Chambre Sociale, 18 mars 2025 — 24/01505
Texte intégral
N° RG 24/01505 - N° Portalis DBV2-V-B7I-JUQR
COUR D'APPEL DE ROUEN
CHAMBRE SOCIALE ET DES AFFAIRES DE
SECURITE SOCIALE
ARRET DU 18 MARS 2025
DÉCISION DÉFÉRÉE :
Jugement du CONSEIL DE PRUD'HOMMES DE ROUEN du 26 Mars 2024
APPELANTE :
Madame [D] [V]
[Adresse 2]
[Localité 6]
représentée par Me Gontrand CHERRIER, avocat au barreau de ROUEN
INTIMÉES :
Madame [B] [J]
[Adresse 3]
[Localité 4]
représentée par Me Eric DI COSTANZO de la SELARL ACT'AVOCATS, avocat au barreau de ROUEN
S.E.L.A.R.L. PHARMACIE DU 14 JUILLET
[Adresse 1]
[Localité 5]
représentée par Me Laurine HERVIEU-HARNISCH de la SELARL DBF ET ASSOCIÉS, avocat au barreau de ROUEN
COMPOSITION DE LA COUR :
En application des dispositions de l'article 805 du Code de procédure civile, l'affaire a été plaidée et débattue à l'audience du 11 Février 2025 sans opposition des parties devant Madame LEBAS-LIABEUF, Présidente, magistrat chargé du rapport.
Le magistrat rapporteur a rendu compte des plaidoiries dans le délibéré de la Cour composée de :
Madame LEBAS-LIABEUF, Présidente
Madame BACHELET, Conseillère
Monsieur LABADIE, Conseiller
GREFFIER LORS DES DEBATS :
Madame DUBUC, Greffière
DEBATS :
A l'audience publique du 11 février 2025, où l'affaire a été mise en délibéré au 18 mars 2025
ARRET :
CONTRADICTOIRE
Prononcé le 18 Mars 2025, par mise à disposition de l'arrêt au greffe de la Cour, les parties en ayant été préalablement avisées dans les conditions prévues au deuxième alinéa de l'article 450 du Code de procédure civile,
signé par Madame LEBAS-LIABEUF, Présidente et par Madame DUBUC, Greffière.

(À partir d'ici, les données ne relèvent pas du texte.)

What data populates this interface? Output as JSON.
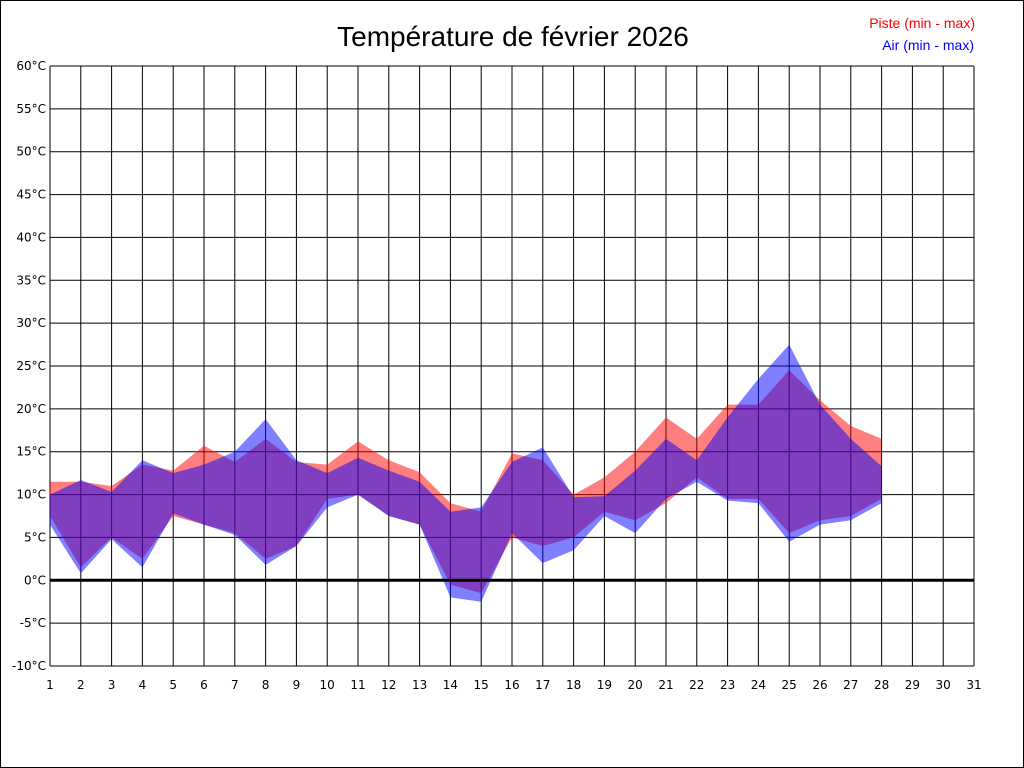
{
  "chart_data": {
    "type": "area",
    "title": "Température de février 2026",
    "legend": {
      "placement": "top-right",
      "entries": [
        "Piste (min - max)",
        "Air (min - max)"
      ]
    },
    "colors": {
      "piste": "#ff0000",
      "air": "#0000ff",
      "overlap": "#7f3fbf"
    },
    "x": [
      1,
      2,
      3,
      4,
      5,
      6,
      7,
      8,
      9,
      10,
      11,
      12,
      13,
      14,
      15,
      16,
      17,
      18,
      19,
      20,
      21,
      22,
      23,
      24,
      25,
      26,
      27,
      28
    ],
    "xticks": [
      "1",
      "2",
      "3",
      "4",
      "5",
      "6",
      "7",
      "8",
      "9",
      "10",
      "11",
      "12",
      "13",
      "14",
      "15",
      "16",
      "17",
      "18",
      "19",
      "20",
      "21",
      "22",
      "23",
      "24",
      "25",
      "26",
      "27",
      "28",
      "29",
      "30",
      "31"
    ],
    "xlim": [
      1,
      31
    ],
    "ylim": [
      -10,
      60
    ],
    "yticks": [
      "-10°C",
      "-5°C",
      "0°C",
      "5°C",
      "10°C",
      "15°C",
      "20°C",
      "25°C",
      "30°C",
      "35°C",
      "40°C",
      "45°C",
      "50°C",
      "55°C",
      "60°C"
    ],
    "grid": true,
    "series": [
      {
        "name": "Piste (min - max)",
        "min": [
          7.5,
          1.5,
          5.0,
          2.5,
          7.5,
          6.5,
          5.5,
          2.5,
          4.0,
          9.5,
          10.0,
          7.5,
          6.5,
          -0.5,
          -1.5,
          5.0,
          4.0,
          5.0,
          8.0,
          7.0,
          9.0,
          12.0,
          9.5,
          9.5,
          5.5,
          7.0,
          7.5,
          9.5
        ],
        "max": [
          11.5,
          11.5,
          11.0,
          13.5,
          12.8,
          15.7,
          13.8,
          16.5,
          13.8,
          13.5,
          16.2,
          14.0,
          12.6,
          9.0,
          8.0,
          14.8,
          14.0,
          10.0,
          12.0,
          15.0,
          19.0,
          16.5,
          20.5,
          20.5,
          24.5,
          21.0,
          18.0,
          16.5
        ]
      },
      {
        "name": "Air (min - max)",
        "min": [
          6.5,
          0.8,
          4.8,
          1.5,
          7.8,
          6.5,
          5.3,
          1.8,
          4.0,
          8.5,
          10.0,
          7.5,
          6.5,
          -2.0,
          -2.5,
          5.5,
          2.0,
          3.5,
          7.5,
          5.5,
          9.5,
          11.5,
          9.3,
          9.0,
          4.5,
          6.5,
          7.0,
          9.0
        ],
        "max": [
          10.0,
          11.7,
          10.3,
          14.0,
          12.5,
          13.5,
          15.0,
          18.8,
          14.0,
          12.5,
          14.3,
          12.8,
          11.5,
          8.0,
          8.5,
          13.8,
          15.5,
          9.7,
          9.8,
          12.8,
          16.5,
          14.0,
          19.0,
          23.5,
          27.5,
          20.5,
          16.5,
          13.3
        ]
      }
    ]
  }
}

RAPPEL DES FAITS, PROCÉDURE ET MOYENS DES PARTIES
Mme [D] [V] a été engagée par Mme [B] [J] en qualité de pharmacienne par contrat de travail à durée indéterminée à compter du 26 juin 1995.
En dernier lieu, Mme [V] occupait les fonctions de pharmacienne, statut cadre, position II, classe B coefficient 600.
Les relations contractuelles des parties étaient soumises à la convention collective des pharmacies d'officine.
A la suite de la convocation en entretien préalable le 29 mars 2021 pour le 09 avril 2021, le licenciement pour motif économique a été notifié à la salariée le 06 mai 2021.
Par requête du 02 septembre 2021, Mme [V] a saisi le conseil de prud'hommes de Rouen en contestation du licenciement.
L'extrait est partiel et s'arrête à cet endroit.